In a lean economy, it can be a challenge to grow your company. Innovation and a strong business strategy become more important than ever to identify new ways to reach consumers as well as encourage employee productivity. Often, this means conventional or traditional strategies and wisdom must be tweaked.
Building a Qualified, Successful Team of Employees
In a time of slow economic growth, you may not have the desire or the funds to hire many employees. Dennis Lockhart, president of the Federal Reserve Bank of Atlanta, recently told Bloomberg Businessweek1 that the high unemployment rate may be more affected by the reluctance of employers to bring in new workers than by payroll reductions.
In most cases, the traditional considerations when evaluating a potential candidate include qualifications and the ability of the candidate to “work well” with the current team of employees. But Stephen Shapiro, author of “Best Practices Are Stupid: 40 Ways to Out-Innovate the Competition,” told CNNMoney2 that hiring people who “don’t fit the existing mold”—or even people you don’t like—can result in a better team with fresher ideas.

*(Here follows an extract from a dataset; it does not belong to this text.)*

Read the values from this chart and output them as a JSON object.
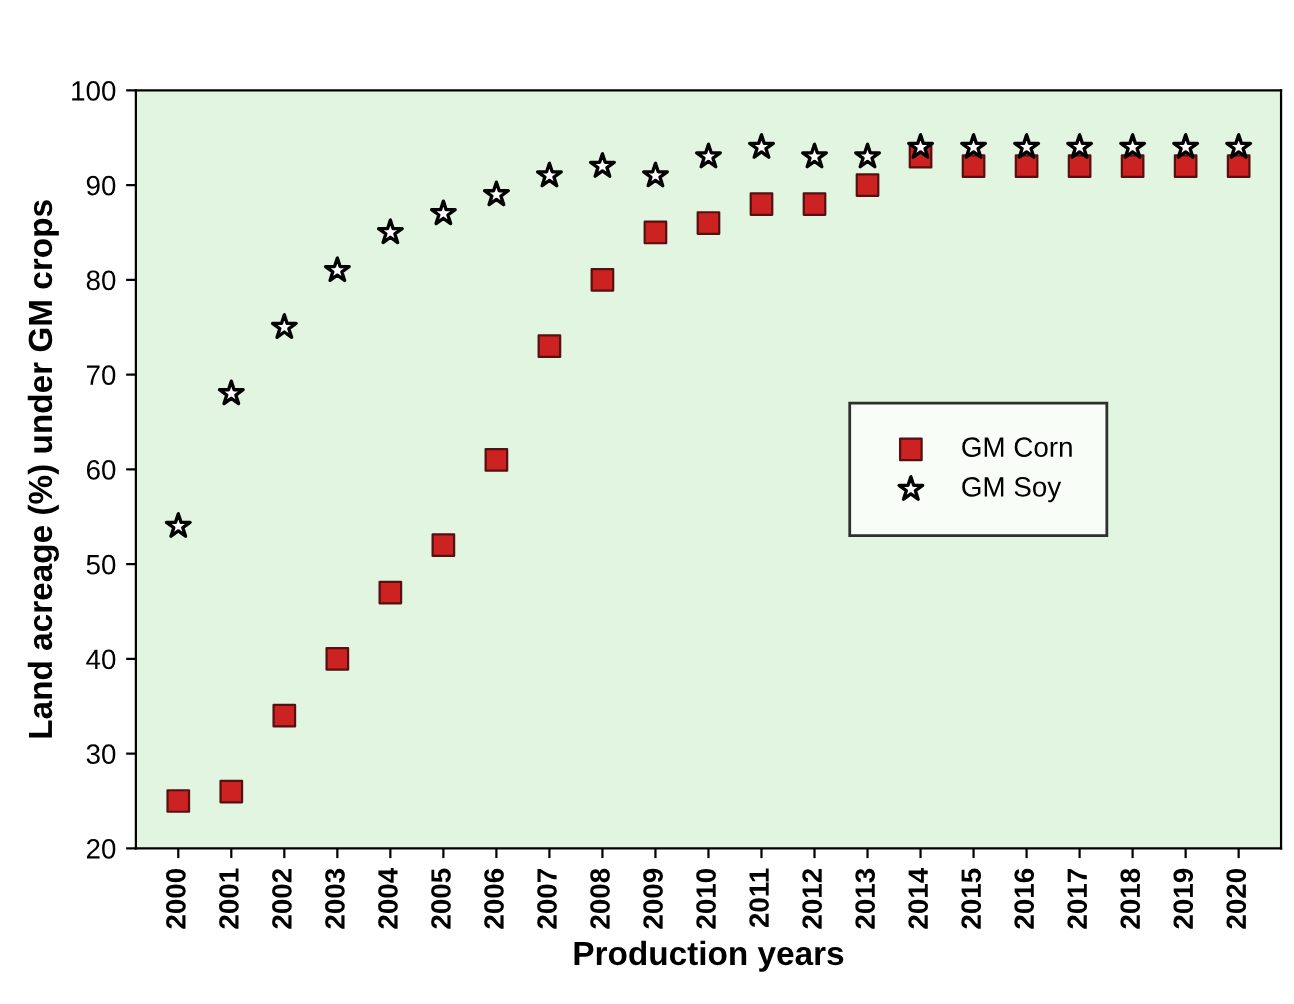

Shapiro believes that teams of individuals who have varying backgrounds, personalities, standards, and goals are teams that are more likely to engage in healthy conversations and debates. This can foster new ideas on everything from saving money to streamlining processes in the company to generating marketing ideas.

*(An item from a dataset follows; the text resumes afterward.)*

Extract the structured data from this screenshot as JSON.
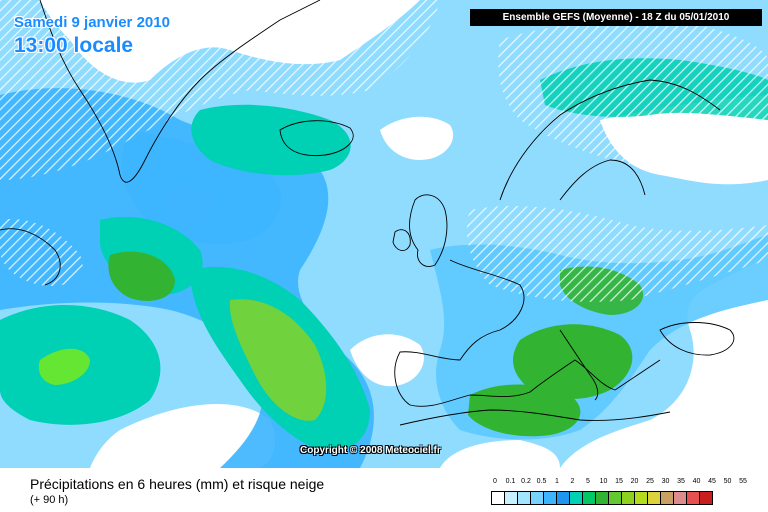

Shapiro’s belief in the importance of diversity is corroborated by a 2011 Forbes Insights study,3 which found that “a majority of respondents agreed that diversity is crucial to encouraging different perspectives and ideas that foster innovation.”
Once you have a strong team of employees in place, it’s crucial to properly motivate them.
According to an excerpt from the book, “How Full Is Your Bucket,”4 The concepts of ‘recognition’ and ‘praise’ … are two critical components for creating positive emotions in organizations.”
Also, ask your employees to submit ideas for improving your business. This practice can pay off big time, especially when you make it easy for all employees to contribute innovative suggestions. An October 2011 article in The Wall Street Journal4 showcased some examples of companies that effectively generated employee input.